A speeding bus carrying mostly laborers traveling home for a major Muslim holiday rammed into a container truck on a busy highway in central Pakistan on Monday, killing at least 33 people and injuring 40, police and rescue officials said.
The bus had left the city of Sialkot and was traveling on Taunsa Road; its destination was the city of Dera Ghazi Khan in eastern Punjab province, said senior police officer Hassan Javed. The exact cause of the accident is still under investigation, he said.
Rescuers transported the dead and injured to a nearby hospital. According to Sher Khan who was in charge of the rescue team at the site, some of the injured were in critical condition. He said the bus driver was among the 33 killed in the accident.
Khan said the passengers were traveling to their home district of Rajanpur to celebrate the upcoming Eid al-Adha feast.
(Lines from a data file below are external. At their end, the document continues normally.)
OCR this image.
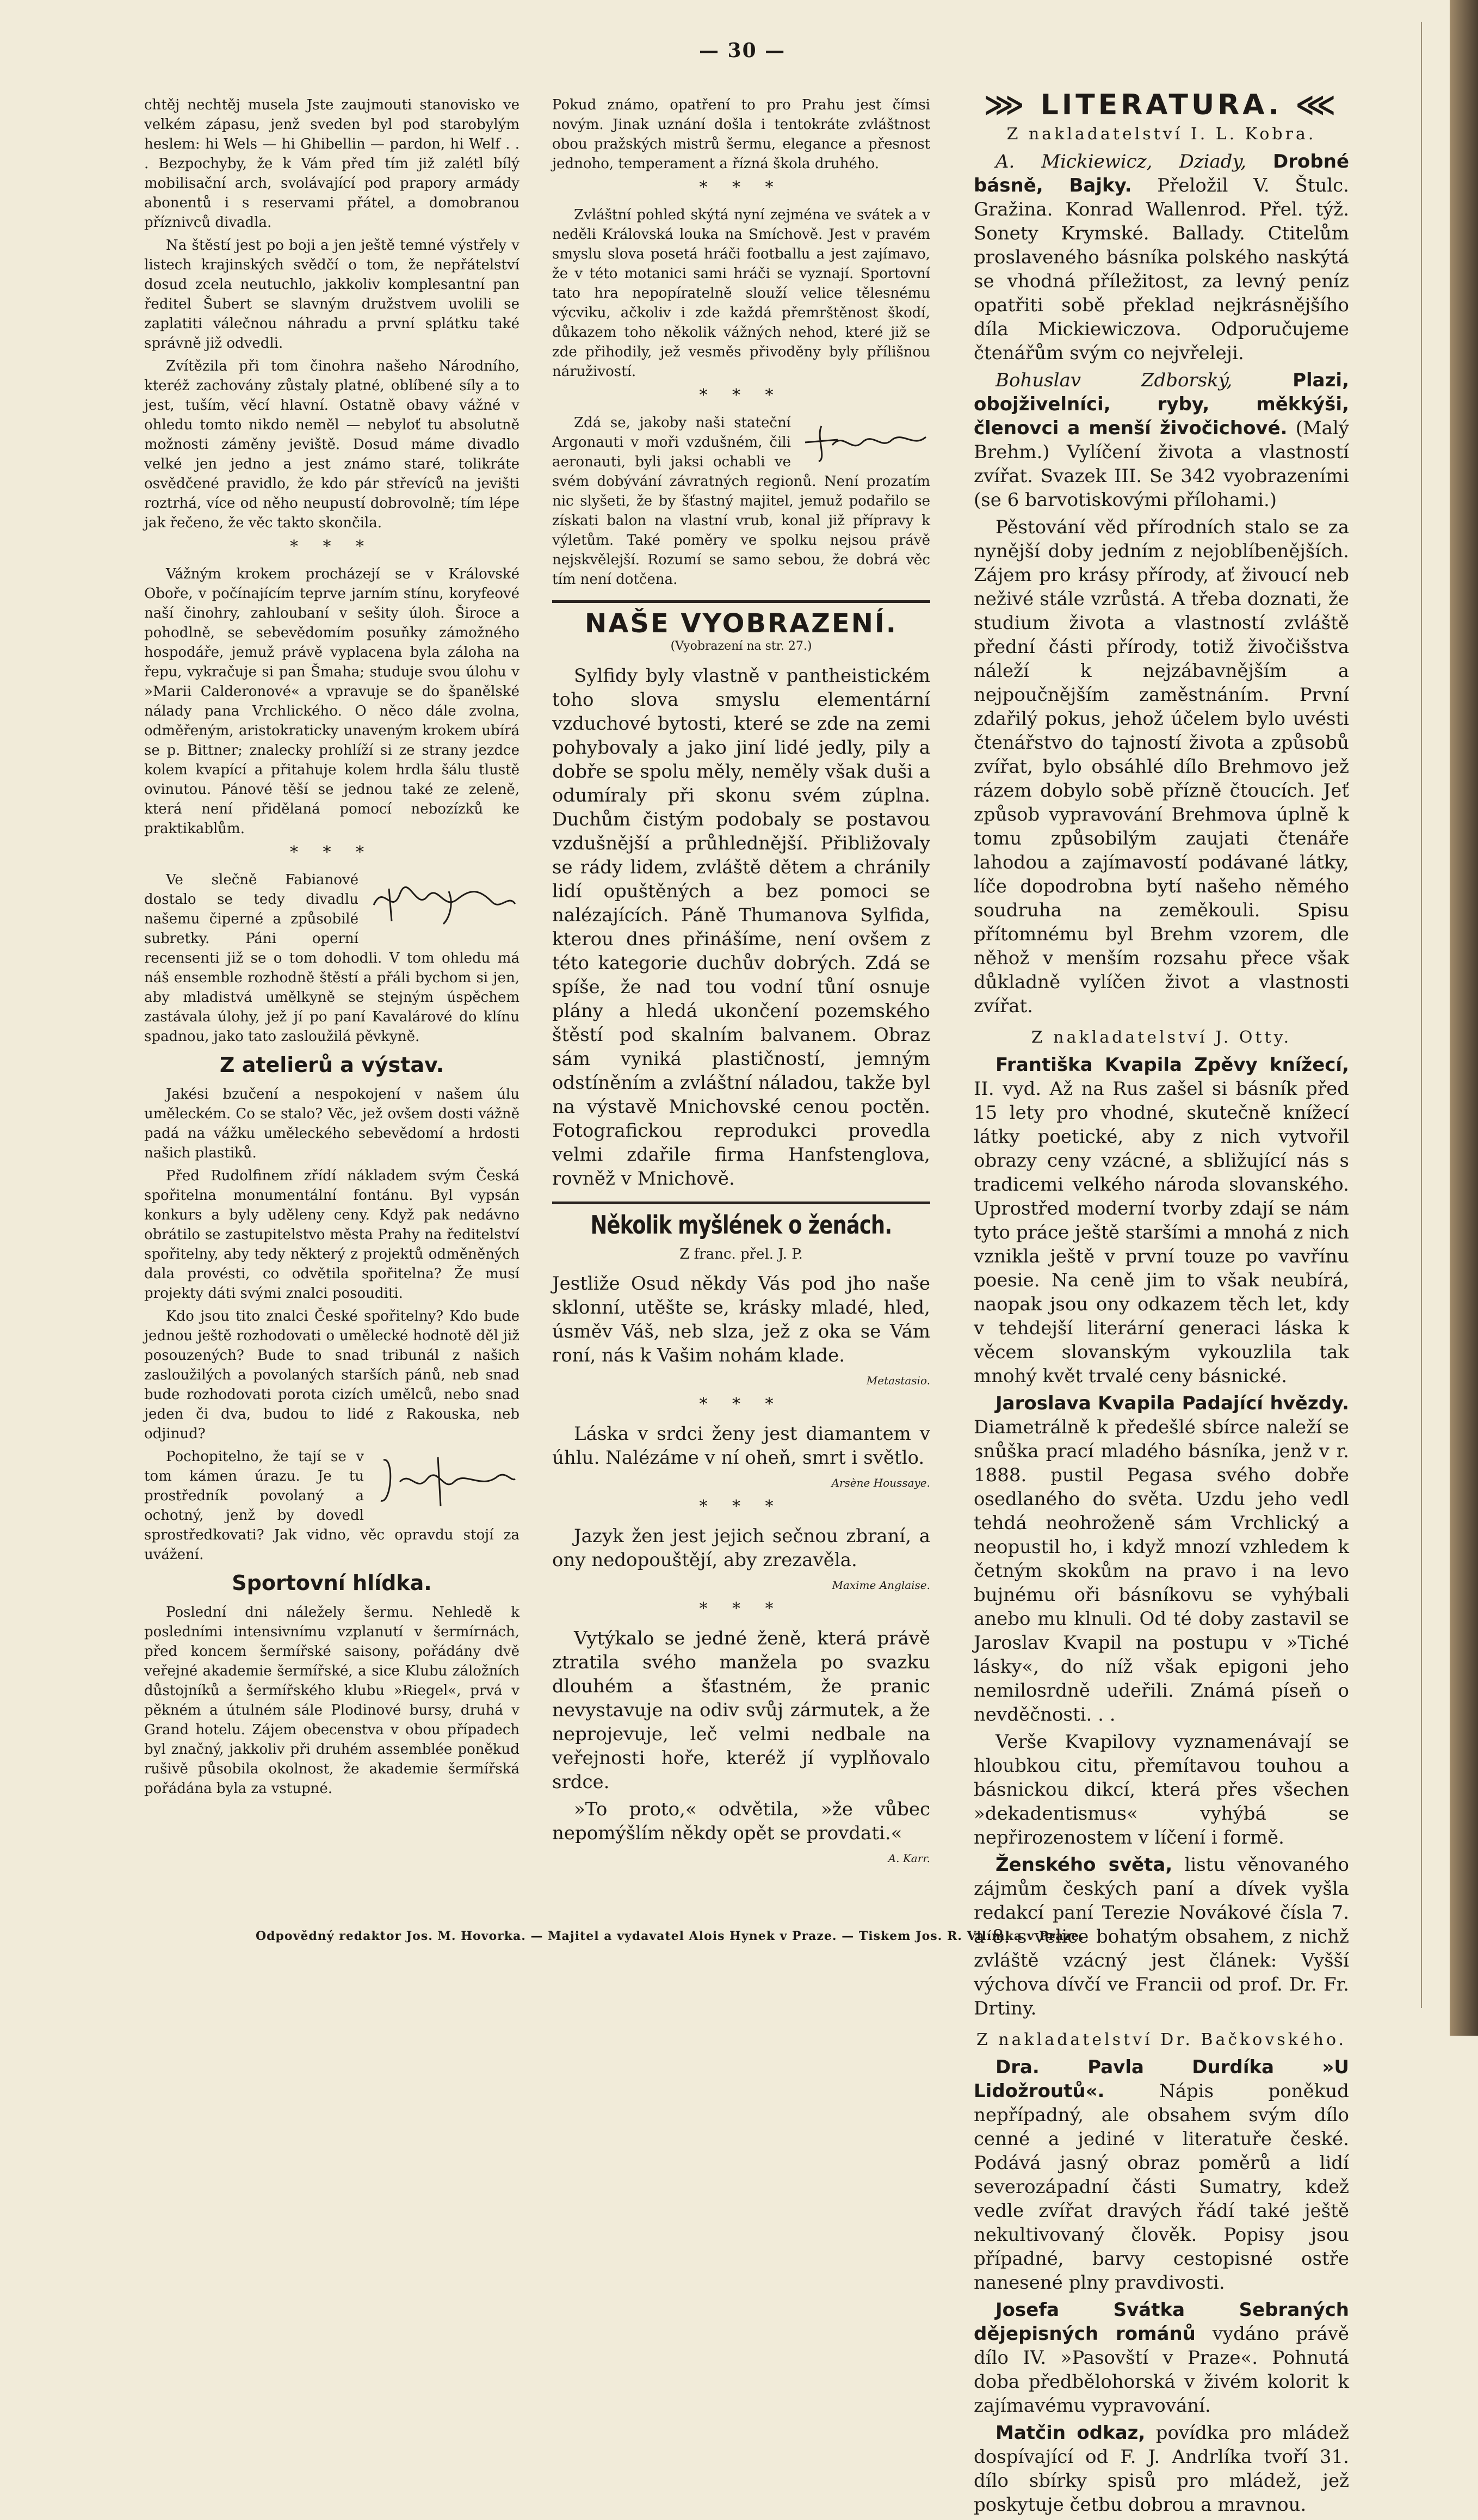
— 30 —

chtěj nechtěj musela Jste zaujmouti stanovisko ve velkém zápasu, jenž sveden byl pod starobylým heslem: hi Wels — hi Ghibellin — pardon, hi Welf . . . Bezpochyby, že k Vám před tím již zalétl bílý mobilisační arch, svolávající pod prapory armády abonentů i s reservami přátel, a domobranou příznivců divadla.

Na štěstí jest po boji a jen ještě temné výstřely v listech krajinských svědčí o tom, že nepřátelství dosud zcela neutuchlo, jakkoliv komplesantní pan ředitel Šubert se slavným družstvem uvolili se zaplatiti válečnou náhradu a první splátku také správně již odvedli.

Zvítězila při tom činohra našeho Národního, kteréž zachovány zůstaly platné, oblíbené síly a to jest, tuším, věcí hlavní. Ostatně obavy vážné v ohledu tomto nikdo neměl — nebyloť tu absolutně možnosti záměny jeviště. Dosud máme divadlo velké jen jedno a jest známo staré, tolikráte osvědčené pravidlo, že kdo pár střevíců na jevišti roztrhá, více od něho neupustí dobrovolně; tím lépe jak řečeno, že věc takto skončila.

* * *

Vážným krokem procházejí se v Královské Oboře, v počínajícím teprve jarním stínu, koryfeové naší činohry, zahloubaní v sešity úloh. Široce a pohodlně, se sebevědomím posuňky zámožného hospodáře, jemuž právě vyplacena byla záloha na řepu, vykračuje si pan Šmaha; studuje svou úlohu v »Marii Calderonové« a vpravuje se do španělské nálady pana Vrchlického. O něco dále zvolna, odměřeným, aristokraticky unaveným krokem ubírá se p. Bittner; znalecky prohlíží si ze strany jezdce kolem kvapící a přitahuje kolem hrdla šálu tlustě ovinutou. Pánové těší se jednou také ze zeleně, která není přidělaná pomocí nebozízků ke praktikablům.

* * *

Ve slečně Fabianové dostalo se tedy divadlu našemu čiperné a způsobilé subretky. Páni operní recensenti již se o tom dohodli. V tom ohledu má náš ensemble rozhodně štěstí a přáli bychom si jen, aby mladistvá umělkyně se stejným úspěchem zastávala úlohy, jež jí po paní Kavalárové do klínu spadnou, jako tato zasloužilá pěvkyně.

Z atelierů a výstav.

Jakési bzučení a nespokojení v našem úlu uměleckém. Co se stalo? Věc, jež ovšem dosti vážně padá na vážku uměleckého sebevědomí a hrdosti našich plastiků.

Před Rudolfinem zřídí nákladem svým Česká spořitelna monumentální fontánu. Byl vypsán konkurs a byly uděleny ceny. Když pak nedávno obrátilo se zastupitelstvo města Prahy na ředitelství spořitelny, aby tedy některý z projektů odměněných dala provésti, co odvětila spořitelna? Že musí projekty dáti svými znalci posouditi.

Kdo jsou tito znalci České spořitelny? Kdo bude jednou ještě rozhodovati o umělecké hodnotě děl již posouzených? Bude to snad tribunál z našich zasloužilých a povolaných starších pánů, neb snad bude rozhodovati porota cizích umělců, nebo snad jeden či dva, budou to lidé z Rakouska, neb odjinud?

Pochopitelno, že tají se v tom kámen úrazu. Je tu prostředník povolaný a ochotný, jenž by dovedl sprostředkovati? Jak vidno, věc opravdu stojí za uvážení.

Sportovní hlídka.

Poslední dni náležely šermu. Nehledě k posledními intensivnímu vzplanutí v šermírnách, před koncem šermířské saisony, pořádány dvě veřejné akademie šermířské, a sice Klubu záložních důstojníků a šermířského klubu »Riegel«, prvá v pěkném a útulném sále Plodinové bursy, druhá v Grand hotelu. Zájem obecenstva v obou případech byl značný, jakkoliv při druhém assemblée poněkud rušivě působila okolnost, že akademie šermířská pořádána byla za vstupné.

Pokud známo, opatření to pro Prahu jest čímsi novým. Jinak uznání došla i tentokráte zvláštnost obou pražských mistrů šermu, elegance a přesnost jednoho, temperament a řízná škola druhého.

* * *

Zvláštní pohled skýtá nyní zejména ve svátek a v neděli Královská louka na Smíchově. Jest v pravém smyslu slova posetá hráči footballu a jest zajímavo, že v této motanici sami hráči se vyznají. Sportovní tato hra nepopíratelně slouží velice tělesnému výcviku, ačkoliv i zde každá přemrštěnost škodí, důkazem toho několik vážných nehod, které již se zde přihodily, jež vesměs přivoděny byly přílišnou náruživostí.

* * *

Zdá se, jakoby naši stateční Argonauti v moři vzdušném, čili aeronauti, byli jaksi ochabli ve svém dobývání závratných regionů. Není prozatím nic slyšeti, že by šťastný majitel, jemuž podařilo se získati balon na vlastní vrub, konal již přípravy k výletům. Také poměry ve spolku nejsou právě nejskvělejší. Rozumí se samo sebou, že dobrá věc tím není dotčena.

NAŠE VYOBRAZENÍ.
(Vyobrazení na str. 27.)

Sylfidy byly vlastně v pantheistickém toho slova smyslu elementární vzduchové bytosti, které se zde na zemi pohybovaly a jako jiní lidé jedly, pily a dobře se spolu měly, neměly však duši a odumíraly při skonu svém zúplna. Duchům čistým podobaly se postavou vzdušnější a průhlednější. Přibližovaly se rády lidem, zvláště dětem a chránily lidí opuštěných a bez pomoci se nalézajících. Páně Thumanova Sylfida, kterou dnes přinášíme, není ovšem z této kategorie duchův dobrých. Zdá se spíše, že nad tou vodní tůní osnuje plány a hledá ukončení pozemského štěstí pod skalním balvanem. Obraz sám vyniká plastičností, jemným odstíněním a zvláštní náladou, takže byl na výstavě Mnichovské cenou poctěn. Fotografickou reprodukci provedla velmi zdařile firma Hanfstenglova, rovněž v Mnichově.

Několik myšlének o ženách.
Z franc. přel. J. P.

Jestliže Osud někdy Vás pod jho naše sklonní, utěšte se, krásky mladé, hled, úsměv Váš, neb slza, jež z oka se Vám roní, nás k Vašim nohám klade.

Metastasio.
* * *

Láska v srdci ženy jest diamantem v úhlu. Nalézáme v ní oheň, smrt i světlo.

Arsène Houssaye.
* * *

Jazyk žen jest jejich sečnou zbraní, a ony nedopouštějí, aby zrezavěla.

Maxime Anglaise.
* * *

Vytýkalo se jedné ženě, která právě ztratila svého manžela po svazku dlouhém a šťastném, že pranic nevystavuje na odiv svůj zármutek, a že neprojevuje, leč velmi nedbale na veřejnosti hoře, kteréž jí vyplňovalo srdce.

»To proto,« odvětila, »že vůbec nepomýšlím někdy opět se provdati.«

A. Karr.
⋙ LITERATURA. ⋘
Z nakladatelství I. L. Kobra.

A. Mickiewicz, Dziady, Drobné básně, Bajky. Přeložil V. Štulc. Gražina. Konrad Wallenrod. Přel. týž. Sonety Krymské. Ballady. Ctitelům proslaveného básníka polského naskýtá se vhodná příležitost, za levný peníz opatřiti sobě překlad nejkrásnějšího díla Mickiewiczova. Odporučujeme čtenářům svým co nejvřeleji.

Bohuslav Zdborský,	Plazi, obojživelníci, ryby, měkkýši, členovci a menší živočichové. (Malý Brehm.) Vylíčení života a vlastností zvířat. Svazek III. Se 342 vyobrazeními (se 6 barvotiskovými přílohami.)

Pěstování věd přírodních stalo se za nynější doby jedním z nejoblíbenějších. Zájem pro krásy přírody, ať živoucí neb neživé stále vzrůstá. A třeba doznati, že studium života a vlastností zvláště přední části přírody, totiž živočišstva náleží k nejzábavnějším a nejpoučnějším zaměstnáním. První zdařilý pokus, jehož účelem bylo uvésti čtenářstvo do tajností života a způsobů zvířat, bylo obsáhlé dílo Brehmovo jež rázem dobylo sobě přízně čtoucích. Jeť způsob vypravování Brehmova úplně k tomu způsobilým zaujati čtenáře lahodou a zajímavostí podávané látky, líče dopodrobna bytí našeho němého soudruha na zeměkouli. Spisu přítomnému byl Brehm vzorem, dle něhož v menším rozsahu přece však důkladně vylíčen život a vlastnosti zvířat.

Z nakladatelství J. Otty.

Františka Kvapila Zpěvy knížecí, II. vyd. Až na Rus zašel si básník před 15 lety pro vhodné, skutečně knížecí látky poetické, aby z nich vytvořil obrazy ceny vzácné, a sbližující nás s tradicemi velkého národa slovanského. Uprostřed moderní tvorby zdají se nám tyto práce ještě staršími a mnohá z nich vznikla ještě v první touze po vavřínu poesie. Na ceně jim to však neubírá, naopak jsou ony odkazem těch let, kdy v tehdejší literární generaci láska k věcem slovanským vykouzlila tak mnohý květ trvalé ceny básnické.

Jaroslava Kvapila Padající hvězdy. Diametrálně k předešlé sbírce naleží se snůška prací mladého básníka, jenž v r. 1888. pustil Pegasa svého dobře osedlaného do světa. Uzdu jeho vedl tehdá neohroženě sám Vrchlický a neopustil ho, i když mnozí vzhledem k četným skokům na pravo i na levo bujnému oři básníkovu se vyhýbali anebo mu klnuli. Od té doby zastavil se Jaroslav Kvapil na postupu v »Tiché lásky«, do níž však epigoni jeho nemilosrdně udeřili. Známá píseň o nevděčnosti. . .

Verše Kvapilovy vyznamenávají se hloubkou citu, přemítavou touhou a básnickou dikcí, která přes všechen »dekadentismus« vyhýbá se nepřirozenostem v líčení i formě.

Ženského světa, listu věnovaného zájmům českých paní a dívek vyšla redakcí paní Terezie Novákové čísla 7. a 8. s velice bohatým obsahem, z nichž zvláště vzácný jest článek: Vyšší výchova dívčí ve Francii od prof. Dr. Fr. Drtiny.

Z nakladatelství Dr. Bačkovského.

Dra. Pavla Durdíka »U Lidožroutů«.	Nápis poněkud nepřípadný, ale obsahem svým dílo cenné a jediné v literatuře české. Podává jasný obraz poměrů a lidí severozápadní části Sumatry, kdež vedle zvířat dravých řádí také ještě nekultivovaný člověk. Popisy jsou případné, barvy cestopisné ostře nanesené plny pravdivosti.

Josefa Svátka Sebraných dějepisných románů vydáno právě dílo IV. »Pasovští v Praze«. Pohnutá doba předbělohorská v živém kolorit k zajímavému vypravování.

Matčin odkaz, povídka pro mládež dospívající od F. J. Andrlíka tvoří 31. dílo sbírky spisů pro mládež, jež poskytuje četbu dobrou a mravnou.

Odpovědný redaktor Jos. M. Hovorka. — Majitel a vydavatel Alois Hynek v Praze. — Tiskem Jos. R. Vilímka v Praze.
TV footage and photos circulating on social media showed rescuers trying to pull out bodies from the badly mangled bus. In one image, some of the injured are seen sitting near the bus, waiting for medical help.
Pakistan's Information Minister Fawad Chaudhry expressed his condolences on Twitter and advised public transport drivers to be more careful of the lives of the people they have been entrusted with.
"When will we as a nation realize that the violation of traffic rules is fatal," he said.
The investigation into the cause of the accident was still underway but initial findings suggested the bus was speeding on a damaged road, Khan said.